Now such are the conditions of your own bondage that you can only gain your freedom by breaking your chains.
_Petrarch_. Alas, alas, I am more wretched than I thought. Do you mean to tell me my soul is still bound by two chains of which I am unconscious?
_S. Augustine_. All the same they are plain enough to see; but, dazzled by their beauty, you think they are not fetters but treasures; and, to keep to the same figure, you are like some one who, with hands and feet fast bound in shackles of gold, should look at them with delight and not see at all that they are shackles. Yes, you yourself with blinded eyes keep looking at your bonds; but, oh strange delusion! you are charmed with the very chains that are dragging you to your death, and, what is most sad of all, you glory in them!
_Petrarch._ What may these chains be of which you speak?
_S. Augustine._ Love and glory.
_Petrarch._ Great Heavens! what is this I hear? You call these things chains? And you would break them from me, if I would let you?
_S. Augustine._ Yes, I mean to try, but I doubt if I shall succeed. All the other things that held you back were less strong and also less pleasant to you, so you helped me to break them. These, on the contrary, are pleasant though they injure, and they deceive you by a false show of beauty; so they will demand greater efforts, for you will make resistance as if I were wishing to rob you of some great good. Nevertheless I mean to try.
_Petrarch._ Pray what have I done that you should desire to relieve me of the finest passions of my nature, and condemn to everlasting darkness the clearest faculties of my soul?
_S. Augustine._ Ah, unhappy man, have you forgotten quite this axiom of philosophy, that the climax of all evils is when a man, rooted in some false opinion, by degrees grows fatally persuaded that such and such a course is right?

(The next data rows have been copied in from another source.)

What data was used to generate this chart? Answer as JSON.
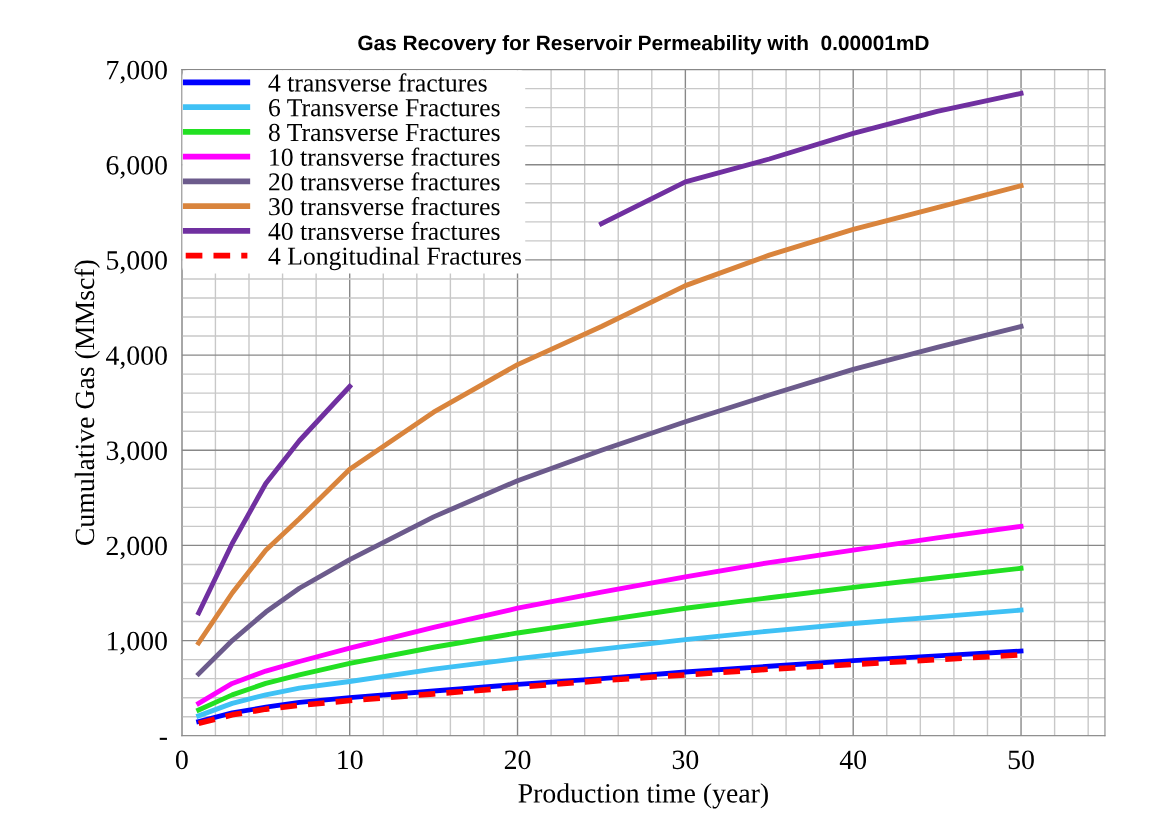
{
  "chart_data": {
    "type": "line",
    "title": "Gas Recovery for Reservoir Permeability with  0.00001mD",
    "xlabel": "Production time (year)",
    "ylabel": "Cumulative Gas (MMscf)",
    "x": [
      1,
      3,
      5,
      7,
      10,
      15,
      20,
      25,
      30,
      35,
      40,
      45,
      50
    ],
    "series": [
      {
        "name": "4 transverse fractures",
        "color": "#0000ff",
        "values": [
          150,
          240,
          300,
          350,
          400,
          470,
          540,
          600,
          670,
          730,
          790,
          840,
          890
        ]
      },
      {
        "name": "6 Transverse Fractures",
        "color": "#3fc1f5",
        "values": [
          210,
          340,
          430,
          500,
          570,
          700,
          810,
          910,
          1010,
          1100,
          1180,
          1250,
          1320
        ]
      },
      {
        "name": "8 Transverse Fractures",
        "color": "#22e022",
        "values": [
          270,
          430,
          550,
          640,
          760,
          930,
          1080,
          1210,
          1340,
          1450,
          1560,
          1660,
          1760
        ]
      },
      {
        "name": "10 transverse fractures",
        "color": "#ff00ff",
        "values": [
          340,
          550,
          680,
          780,
          920,
          1140,
          1340,
          1510,
          1670,
          1820,
          1950,
          2080,
          2200
        ]
      },
      {
        "name": "20 transverse fractures",
        "color": "#6c5b8c",
        "values": [
          650,
          1000,
          1300,
          1550,
          1850,
          2300,
          2680,
          3000,
          3300,
          3580,
          3850,
          4080,
          4300
        ]
      },
      {
        "name": "30 transverse fractures",
        "color": "#d9843c",
        "values": [
          975,
          1500,
          1950,
          2280,
          2800,
          3400,
          3900,
          4300,
          4730,
          5050,
          5320,
          5550,
          5780
        ]
      },
      {
        "name": "40 transverse fractures",
        "color": "#7030a0",
        "values": [
          1290,
          2020,
          2650,
          3100,
          3670,
          null,
          null,
          5380,
          5820,
          6060,
          6330,
          6560,
          6750
        ]
      },
      {
        "name": "4 Longitudinal Fractures",
        "color": "#ff0000",
        "line_style": "dashed",
        "values": [
          130,
          220,
          280,
          320,
          370,
          440,
          510,
          580,
          640,
          700,
          750,
          800,
          850
        ]
      }
    ],
    "xlim": [
      0,
      55
    ],
    "xticks": [
      0,
      {
        "value": 2,
        "label": null
      },
      {
        "value": 4,
        "label": null
      },
      {
        "value": 6,
        "label": null
      },
      {
        "value": 8,
        "label": null
      },
      10,
      {
        "value": 12,
        "label": null
      },
      {
        "value": 14,
        "label": null
      },
      {
        "value": 16,
        "label": null
      },
      {
        "value": 18,
        "label": null
      },
      20,
      {
        "value": 22,
        "label": null
      },
      {
        "value": 24,
        "label": null
      },
      {
        "value": 26,
        "label": null
      },
      {
        "value": 28,
        "label": null
      },
      30,
      {
        "value": 32,
        "label": null
      },
      {
        "value": 34,
        "label": null
      },
      {
        "value": 36,
        "label": null
      },
      {
        "value": 38,
        "label": null
      },
      40,
      {
        "value": 42,
        "label": null
      },
      {
        "value": 44,
        "label": null
      },
      {
        "value": 46,
        "label": null
      },
      {
        "value": 48,
        "label": null
      },
      50,
      {
        "value": 52,
        "label": null
      },
      {
        "value": 54,
        "label": null
      }
    ],
    "ylim": [
      0,
      7000
    ],
    "yticks": [
      {
        "value": 0,
        "label": "-"
      },
      {
        "value": 200,
        "label": null
      },
      {
        "value": 400,
        "label": null
      },
      {
        "value": 600,
        "label": null
      },
      {
        "value": 800,
        "label": null
      },
      {
        "value": 1000,
        "label": "1,000"
      },
      {
        "value": 1200,
        "label": null
      },
      {
        "value": 1400,
        "label": null
      },
      {
        "value": 1600,
        "label": null
      },
      {
        "value": 1800,
        "label": null
      },
      {
        "value": 2000,
        "label": "2,000"
      },
      {
        "value": 2200,
        "label": null
      },
      {
        "value": 2400,
        "label": null
      },
      {
        "value": 2600,
        "label": null
      },
      {
        "value": 2800,
        "label": null
      },
      {
        "value": 3000,
        "label": "3,000"
      },
      {
        "value": 3200,
        "label": null
      },
      {
        "value": 3400,
        "label": null
      },
      {
        "value": 3600,
        "label": null
      },
      {
        "value": 3800,
        "label": null
      },
      {
        "value": 4000,
        "label": "4,000"
      },
      {
        "value": 4200,
        "label": null
      },
      {
        "value": 4400,
        "label": null
      },
      {
        "value": 4600,
        "label": null
      },
      {
        "value": 4800,
        "label": null
      },
      {
        "value": 5000,
        "label": "5,000"
      },
      {
        "value": 5200,
        "label": null
      },
      {
        "value": 5400,
        "label": null
      },
      {
        "value": 5600,
        "label": null
      },
      {
        "value": 5800,
        "label": null
      },
      {
        "value": 6000,
        "label": "6,000"
      },
      {
        "value": 6200,
        "label": null
      },
      {
        "value": 6400,
        "label": null
      },
      {
        "value": 6600,
        "label": null
      },
      {
        "value": 6800,
        "label": null
      },
      {
        "value": 7000,
        "label": "7,000"
      }
    ],
    "grid": true,
    "legend": "top left",
    "line_style": "solid",
    "marker": "none"
  }
}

_Petrarch._ I have by no means forgotten that axiom, but it has nothing to do with the subject, for why in the world should I not think that the course which I indicated is right? No, I never have thought and I never shall think any truth more indisputable than that these two passions, which you cast at me as a reproach, are the very noblest of all.

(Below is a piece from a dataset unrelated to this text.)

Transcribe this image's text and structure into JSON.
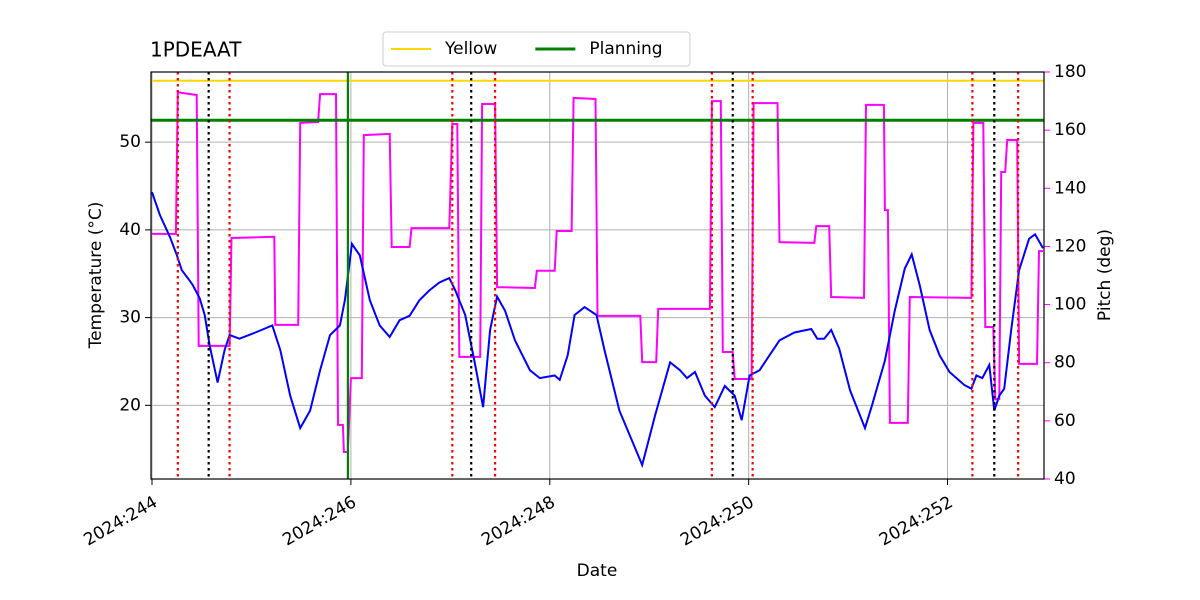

_Augustine._ Let us take them separately for the present, while I endeavour to find the remedies, so that I may not blunt the edge of my weapon by striking first at one and then the other indiscriminately. Tell me then, since we have first mentioned love, do you or do you not hold it to be the height of all madness?
_Petrarch._ To tell you the whole truth as I conceive it, I judge that love may be either described as the vilest passion or the noblest action of the soul.
_S. Augustine._ Do you mind giving me some example to confirm the view you have put forward?